We start this file by a global description of the original feature of this
library.
- Incomplete semantics. A grammar "(a|b)c" may fail to backtrack and try
"bc" if parsing for "ac" fails in "c". This is traditionally solved with
continuation: combinators must be given the function that will be used to
parse the remaining input. In general, parsing combinator returning value of
type ['a] with continuation will have type [env -> (env -> 'a -> bot) -> bot]
where [env] is the type maintaining the data necessary for parsing (like the
current input stream) and [bot] is then type of [false]. ['a cont = 'a -> env
-> bot] is thefore the continuation type.
- Exponential semantics. The parsing problem for context-free grammars can
be solved in polynomial time (O(n³) implementation are often proposed). As
combinator backtracks, they usually lead to an exponential behaviour. This
is solved here by a [cache] combinator, that avoids parsing twice the same
part of the input with the same grammar.
- backtracking is also a problem, because we need to go back in the input to
try other alternatives. This means that the whole input must remain in
memory. This is solved by terminals returning immediately instead of calling
the continuation. A "scheduler" manages the continuations and the alternative
branches for parsing. This means that instead of [bot], we use a type ['a
res] with two constructors, one for continuation, one for alternative
parsing. A global queue stored in all environment is maintened by the
scheduler, and the next action is taken from the top of the queue by the
scheduler. The ordering in the queue is a lexicographic ordering on the input
position and definition dependance (if A calls B, the continuation of B must
be called before the continuation of A). The former ensure that all terminals
are parsed in parallel, and therefore that the beginning of the input can be
collected by the GC. The latter is necessay for the cache combinator to
work.
- In many technics that cover ambiguous grammars: right recursive grammar
will try to compute the action for all accepted prefix of the input, often
leading to quadratic parsing time. This is solved by delaying the evaluation
of the semantics, but not too much so that the user can call the [give_up]

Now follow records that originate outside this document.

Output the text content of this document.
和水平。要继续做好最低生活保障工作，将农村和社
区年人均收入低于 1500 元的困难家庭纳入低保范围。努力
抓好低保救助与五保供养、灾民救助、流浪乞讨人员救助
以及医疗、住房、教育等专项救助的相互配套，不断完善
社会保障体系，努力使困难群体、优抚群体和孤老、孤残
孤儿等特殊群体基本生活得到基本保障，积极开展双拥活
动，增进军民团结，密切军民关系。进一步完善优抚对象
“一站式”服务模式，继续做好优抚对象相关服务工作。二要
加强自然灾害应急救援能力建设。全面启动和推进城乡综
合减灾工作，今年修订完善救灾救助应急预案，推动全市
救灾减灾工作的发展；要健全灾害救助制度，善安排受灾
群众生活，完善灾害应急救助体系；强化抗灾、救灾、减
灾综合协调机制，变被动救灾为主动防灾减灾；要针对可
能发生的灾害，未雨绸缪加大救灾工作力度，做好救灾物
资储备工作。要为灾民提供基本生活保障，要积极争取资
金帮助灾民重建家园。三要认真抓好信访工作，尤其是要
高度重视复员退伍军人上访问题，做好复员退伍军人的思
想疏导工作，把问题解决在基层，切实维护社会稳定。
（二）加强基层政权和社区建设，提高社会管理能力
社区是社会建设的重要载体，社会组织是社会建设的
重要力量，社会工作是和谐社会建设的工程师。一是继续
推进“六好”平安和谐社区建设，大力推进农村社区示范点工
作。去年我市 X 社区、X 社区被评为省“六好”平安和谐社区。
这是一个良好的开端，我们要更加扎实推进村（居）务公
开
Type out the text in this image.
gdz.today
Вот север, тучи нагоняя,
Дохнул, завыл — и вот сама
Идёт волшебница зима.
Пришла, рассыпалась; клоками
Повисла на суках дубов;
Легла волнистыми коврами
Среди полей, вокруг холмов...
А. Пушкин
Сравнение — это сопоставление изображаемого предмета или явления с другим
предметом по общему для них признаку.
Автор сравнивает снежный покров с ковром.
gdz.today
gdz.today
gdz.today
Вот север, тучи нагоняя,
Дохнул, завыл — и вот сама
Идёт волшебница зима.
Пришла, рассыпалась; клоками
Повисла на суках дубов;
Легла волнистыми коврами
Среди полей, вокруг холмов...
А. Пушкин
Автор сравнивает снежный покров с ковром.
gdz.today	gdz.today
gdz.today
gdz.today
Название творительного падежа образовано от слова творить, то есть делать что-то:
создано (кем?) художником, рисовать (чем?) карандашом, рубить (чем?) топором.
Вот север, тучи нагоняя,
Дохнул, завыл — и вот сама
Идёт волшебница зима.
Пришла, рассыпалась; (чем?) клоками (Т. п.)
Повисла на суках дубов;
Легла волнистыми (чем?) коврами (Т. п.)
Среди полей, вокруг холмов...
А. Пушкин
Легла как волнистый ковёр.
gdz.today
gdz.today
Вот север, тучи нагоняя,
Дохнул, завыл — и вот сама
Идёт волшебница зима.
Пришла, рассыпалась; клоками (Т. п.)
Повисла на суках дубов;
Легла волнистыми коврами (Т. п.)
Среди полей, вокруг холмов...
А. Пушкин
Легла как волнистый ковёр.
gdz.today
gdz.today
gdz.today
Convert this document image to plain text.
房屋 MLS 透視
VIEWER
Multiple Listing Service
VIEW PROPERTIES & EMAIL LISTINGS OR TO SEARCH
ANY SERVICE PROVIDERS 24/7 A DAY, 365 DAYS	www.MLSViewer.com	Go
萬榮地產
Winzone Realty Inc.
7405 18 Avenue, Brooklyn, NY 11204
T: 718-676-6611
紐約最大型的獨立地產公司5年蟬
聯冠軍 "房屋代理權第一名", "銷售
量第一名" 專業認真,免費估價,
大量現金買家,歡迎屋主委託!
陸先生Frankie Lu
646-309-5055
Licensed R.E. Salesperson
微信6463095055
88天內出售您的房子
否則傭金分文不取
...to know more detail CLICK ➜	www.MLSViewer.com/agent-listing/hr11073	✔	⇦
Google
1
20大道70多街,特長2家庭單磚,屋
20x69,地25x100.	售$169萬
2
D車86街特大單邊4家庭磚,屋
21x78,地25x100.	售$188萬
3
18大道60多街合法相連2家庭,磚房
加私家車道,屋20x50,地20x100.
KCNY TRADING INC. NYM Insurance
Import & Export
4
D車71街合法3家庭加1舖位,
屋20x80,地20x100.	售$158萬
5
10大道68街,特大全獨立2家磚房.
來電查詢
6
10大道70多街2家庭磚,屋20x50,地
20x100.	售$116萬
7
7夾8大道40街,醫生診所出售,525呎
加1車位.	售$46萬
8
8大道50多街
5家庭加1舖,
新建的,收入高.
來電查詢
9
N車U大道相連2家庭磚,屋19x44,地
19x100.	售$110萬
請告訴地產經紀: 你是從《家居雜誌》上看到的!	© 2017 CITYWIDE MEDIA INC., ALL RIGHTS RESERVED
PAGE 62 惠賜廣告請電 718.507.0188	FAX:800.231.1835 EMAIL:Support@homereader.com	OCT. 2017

function to reject some parses from the action code. More generaly, to ensure
O(1)for most step of parsing, we use two specific type to represent the value
returned by parsing and value transforming these
- Specific combinators (lr, lr_pos and mlr) are provided to transform left
recursive grammar that loops with combinator into non left recursive ones.
- A blank fonction is used (and it can be changed during parsing) to
compensate the scannerless nature of combinators and deal with blank
characteres.
That’s right. Left recursion is not allowed in parsing expression grammars (PEGs). However this is usually not a problem. Left factoring is the solution.
Elimination of left recursion often introduces some issue with stack size in the action code. It is easier and more direct to translate a left recursive BNF using a specific fixpoint combinator dedicated to left recursion.